The nation’s GDP slipped 31.4 percent in the 2020 second quarter and rebounded in the third quarter with a 33.1 percent increase. But the GDP’s value has continued to suffer.
Consumer confidence is near 12-month lows, personal savings rates are down and the national debt as a share of GDP is approaching levels last seen in World War II.
A graph showing the recovery in 2021 could take on the look of a Nike swoosh, “where we have initial quick response but then slow ultimate recovery,” Spendlove said.
Meanwhile, the region benefits from strong population growth trends and relatively good unemployment rates and labor force participation rates.
“The good news is, the economy and markets are improving again,” said Scott Anderson, Zions Bank’s president and CEO. “In fact, the S&P 500 ended 2020 up more than 16 percent.
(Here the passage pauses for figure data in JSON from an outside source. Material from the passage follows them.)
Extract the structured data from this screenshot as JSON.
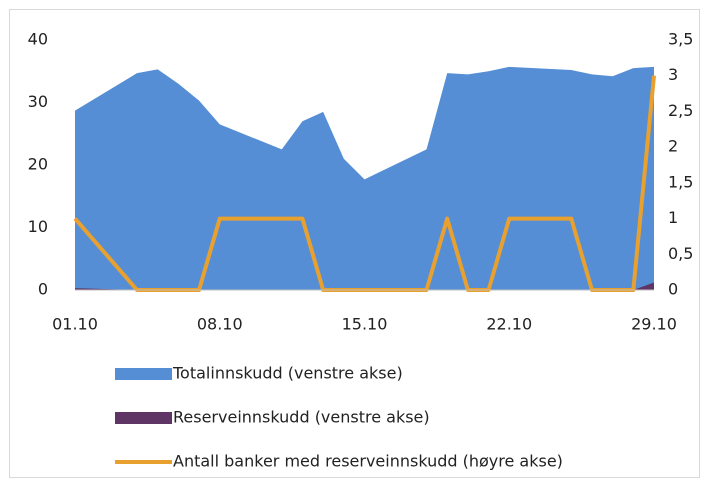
{
  "chart_data": {
    "type": "area-line",
    "x": [
      1,
      4,
      5,
      6,
      7,
      8,
      11,
      12,
      13,
      14,
      15,
      18,
      19,
      20,
      21,
      22,
      25,
      26,
      27,
      28,
      29
    ],
    "xlim": [
      1,
      29
    ],
    "xticks": [
      {
        "value": 1,
        "label": "01.10"
      },
      {
        "value": 8,
        "label": "08.10"
      },
      {
        "value": 15,
        "label": "15.10"
      },
      {
        "value": 22,
        "label": "22.10"
      },
      {
        "value": 29,
        "label": "29.10"
      }
    ],
    "ylim": [
      0,
      40
    ],
    "yticks": [
      0,
      10,
      20,
      30,
      40
    ],
    "y2lim": [
      0,
      3.5
    ],
    "y2ticks": [
      0,
      {
        "value": 0.5,
        "label": "0,5"
      },
      1,
      {
        "value": 1.5,
        "label": "1,5"
      },
      2,
      {
        "value": 2.5,
        "label": "2,5"
      },
      3,
      {
        "value": 3.5,
        "label": "3,5"
      }
    ],
    "series": [
      {
        "name": "Totalinnskudd (venstre akse)",
        "kind": "area",
        "color": "#558ed5",
        "values": [
          28.7,
          34.7,
          35.3,
          33,
          30.3,
          26.5,
          22.5,
          27,
          28.5,
          21,
          17.7,
          22.5,
          34.7,
          34.5,
          35,
          35.7,
          35.2,
          34.5,
          34.2,
          35.5,
          35.7
        ]
      },
      {
        "name": "Reserveinnskudd (venstre akse)",
        "kind": "area",
        "color": "#5f3566",
        "values": [
          0.3,
          0,
          0,
          0,
          0,
          0,
          0,
          0,
          0,
          0,
          0,
          0,
          0,
          0,
          0,
          0,
          0,
          0,
          0,
          0,
          1.2
        ]
      },
      {
        "name": "Antall banker med reserveinnskudd (høyre akse)",
        "kind": "line",
        "axis": "y2",
        "color": "#e8a02f",
        "values": [
          1,
          0,
          0,
          0,
          0,
          1,
          1,
          1,
          0,
          0,
          0,
          0,
          1,
          0,
          0,
          1,
          1,
          0,
          0,
          0,
          3
        ]
      }
    ]
  }
}
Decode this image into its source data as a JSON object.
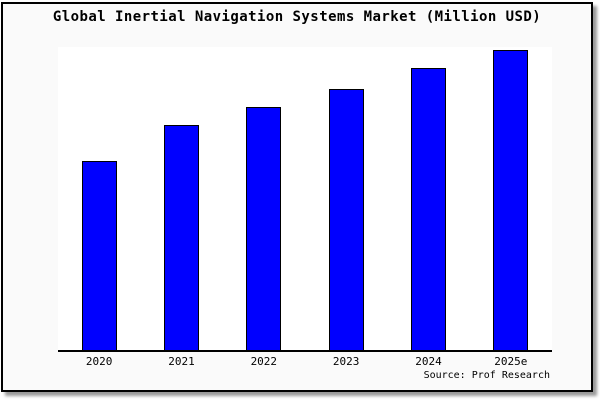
{
  "window": {
    "page_background": "#ffffff",
    "frame_background": "#fafafa",
    "frame_border_color": "#000000"
  },
  "chart_data": {
    "type": "bar",
    "title": "Global Inertial Navigation Systems Market (Million USD)",
    "categories": [
      "2020",
      "2021",
      "2022",
      "2023",
      "2024",
      "2025e"
    ],
    "values": [
      63,
      75,
      81,
      87,
      94,
      100
    ],
    "xlabel": "",
    "ylabel": "",
    "ylim": [
      0,
      101
    ],
    "note": "y-axis has no ticks or labels; values estimated relative to 2025e = 100",
    "bar_color": "#0000ff",
    "bar_border_color": "#000000",
    "gridlines": false,
    "legend": "none",
    "y_axis_ticks_shown": false
  },
  "footer": {
    "source_label": "Source: Prof Research"
  }
}
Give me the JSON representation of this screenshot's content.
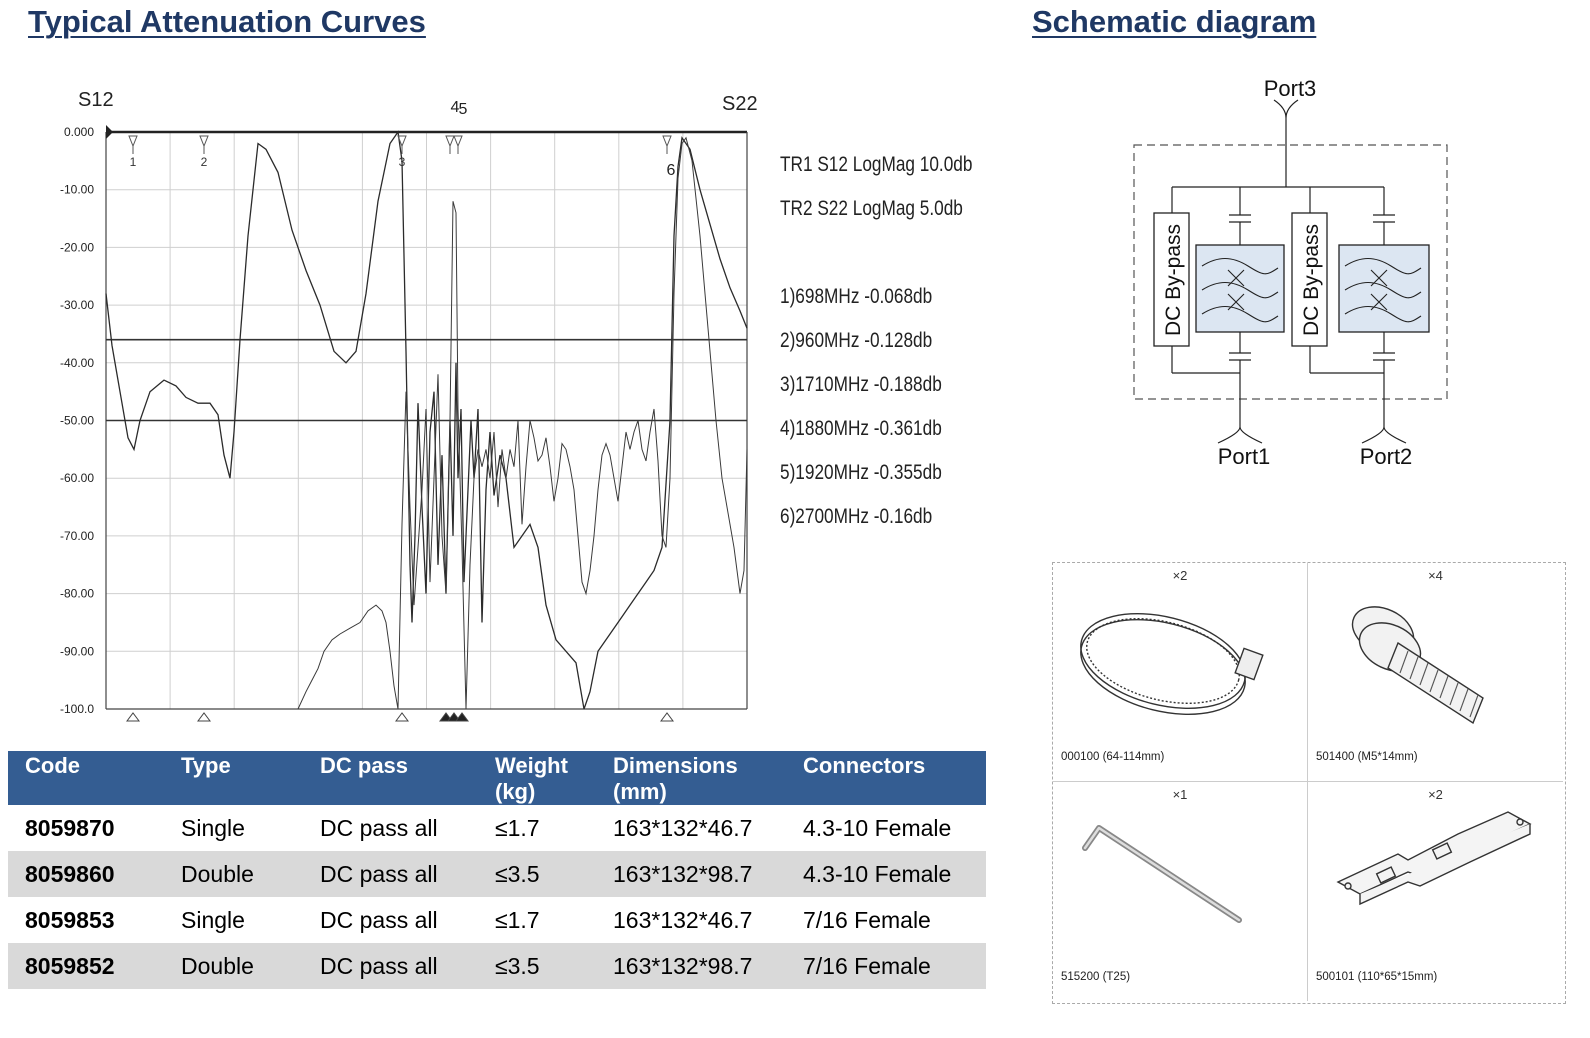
{
  "headings": {
    "attenuation": "Typical Attenuation Curves",
    "schematic": "Schematic diagram"
  },
  "chart_data": {
    "type": "line",
    "top_left_label": "S12",
    "top_right_label": "S22",
    "y_ticks": [
      "0.000",
      "-10.00",
      "-20.00",
      "-30.00",
      "-40.00",
      "-50.00",
      "-60.00",
      "-70.00",
      "-80.00",
      "-90.00",
      "-100.0"
    ],
    "ylim": [
      -100,
      0
    ],
    "grid": true,
    "traces": [
      "TR1 S12 LogMag 10.0db",
      "TR2 S22 LogMag 5.0db"
    ],
    "markers": [
      {
        "id": "1",
        "label": "1)698MHz   -0.068db"
      },
      {
        "id": "2",
        "label": "2)960MHz   -0.128db"
      },
      {
        "id": "3",
        "label": "3)1710MHz  -0.188db"
      },
      {
        "id": "4",
        "label": "4)1880MHz  -0.361db"
      },
      {
        "id": "5",
        "label": "5)1920MHz  -0.355db"
      },
      {
        "id": "6",
        "label": "6)2700MHz  -0.16db"
      }
    ],
    "marker_top_labels": [
      "4",
      "5",
      "6"
    ]
  },
  "schematic": {
    "port3": "Port3",
    "port1": "Port1",
    "port2": "Port2",
    "bypass_label": "DC By-pass"
  },
  "accessories": [
    {
      "qty": "×2",
      "caption": "000100 (64-114mm)",
      "icon": "hose-clamp-icon"
    },
    {
      "qty": "×4",
      "caption": "501400 (M5*14mm)",
      "icon": "bolt-icon"
    },
    {
      "qty": "×1",
      "caption": "515200 (T25)",
      "icon": "torx-key-icon"
    },
    {
      "qty": "×2",
      "caption": "500101 (110*65*15mm)",
      "icon": "bracket-icon"
    }
  ],
  "table": {
    "headers": [
      "Code",
      "Type",
      "DC pass",
      "Weight\n(kg)",
      "Dimensions\n(mm)",
      "Connectors"
    ],
    "rows": [
      [
        "8059870",
        "Single",
        "DC pass all",
        "≤1.7",
        "163*132*46.7",
        "4.3-10 Female"
      ],
      [
        "8059860",
        "Double",
        "DC pass all",
        "≤3.5",
        "163*132*98.7",
        "4.3-10 Female"
      ],
      [
        "8059853",
        "Single",
        "DC pass all",
        "≤1.7",
        "163*132*46.7",
        "7/16 Female"
      ],
      [
        "8059852",
        "Double",
        "DC pass all",
        "≤3.5",
        "163*132*98.7",
        "7/16 Female"
      ]
    ]
  }
}
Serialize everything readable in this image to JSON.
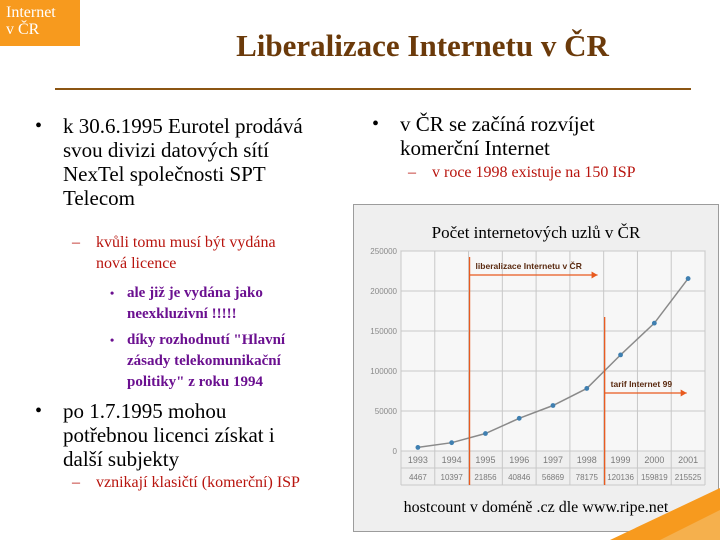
{
  "corner_tag": {
    "line1": "Internet",
    "line2": "v ČR"
  },
  "slide_title": "Liberalizace Internetu v ČR",
  "left": {
    "b1": {
      "bullet": "•",
      "lines": [
        "k 30.6.1995 Eurotel prodává",
        "svou divizi datových sítí",
        "NexTel společnosti SPT",
        "Telecom"
      ]
    },
    "b1_sub": {
      "bullet": "–",
      "lines": [
        "kvůli tomu musí být vydána",
        "nová licence"
      ]
    },
    "b1_sub1": {
      "bullet": "•",
      "lines": [
        "ale již je vydána jako",
        "neexkluzivní !!!!!"
      ]
    },
    "b1_sub2": {
      "bullet": "•",
      "lines": [
        "díky rozhodnutí \"Hlavní",
        "zásady telekomunikační",
        "politiky\" z roku 1994"
      ]
    },
    "b2": {
      "bullet": "•",
      "lines": [
        "po 1.7.1995 mohou",
        "potřebnou licenci získat i",
        "další subjekty"
      ]
    },
    "b2_sub": {
      "bullet": "–",
      "lines": [
        "vznikají klasičtí (komerční) ISP"
      ]
    }
  },
  "right": {
    "b1": {
      "bullet": "•",
      "lines": [
        "v ČR se začíná rozvíjet",
        "komerční Internet"
      ]
    },
    "b1_sub": {
      "bullet": "–",
      "lines": [
        "v roce 1998 existuje na 150 ISP"
      ]
    }
  },
  "chart_title": "Počet internetových uzlů v ČR",
  "chart_caption": "hostcount v doméně .cz dle www.ripe.net",
  "chart_data": {
    "type": "line",
    "categories": [
      "1993",
      "1994",
      "1995",
      "1996",
      "1997",
      "1998",
      "1999",
      "2000",
      "2001"
    ],
    "values": [
      4467,
      10397,
      21856,
      40846,
      56869,
      78175,
      120136,
      159819,
      215525
    ],
    "ylim": [
      0,
      250000
    ],
    "yticks": [
      "0",
      "50000",
      "100000",
      "150000",
      "200000",
      "250000"
    ],
    "value_labels": [
      "4467",
      "10397",
      "21856",
      "40846",
      "56869",
      "78175",
      "120136",
      "159819",
      "215525"
    ],
    "annotations": [
      {
        "text": "liberalizace Internetu v ČR",
        "year": "1995"
      },
      {
        "text": "tarif Internet 99",
        "year": "1999"
      }
    ],
    "grid": true,
    "colors": {
      "line": "#8a8a8a",
      "point": "#3f7fb0",
      "annotation": "#e85a1e",
      "grid": "#c8c8c8"
    }
  },
  "colors": {
    "title": "#6b3a0a",
    "accent": "#f79a1e",
    "sub": "#b8140e",
    "subsub": "#6b1090"
  }
}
The historic task of development and deployment of a vaccine is also boosting confidence that society will be able to return to normal soon.”
Nonetheless, the national unemployment rate remains high and short-term economic conditions “remain tenuous,” he said.
Anderson said he expects more short-term economic restrictions. “But we are confident,” he said, “the U.S. economy is resilient and will emerge from this episode stronger.”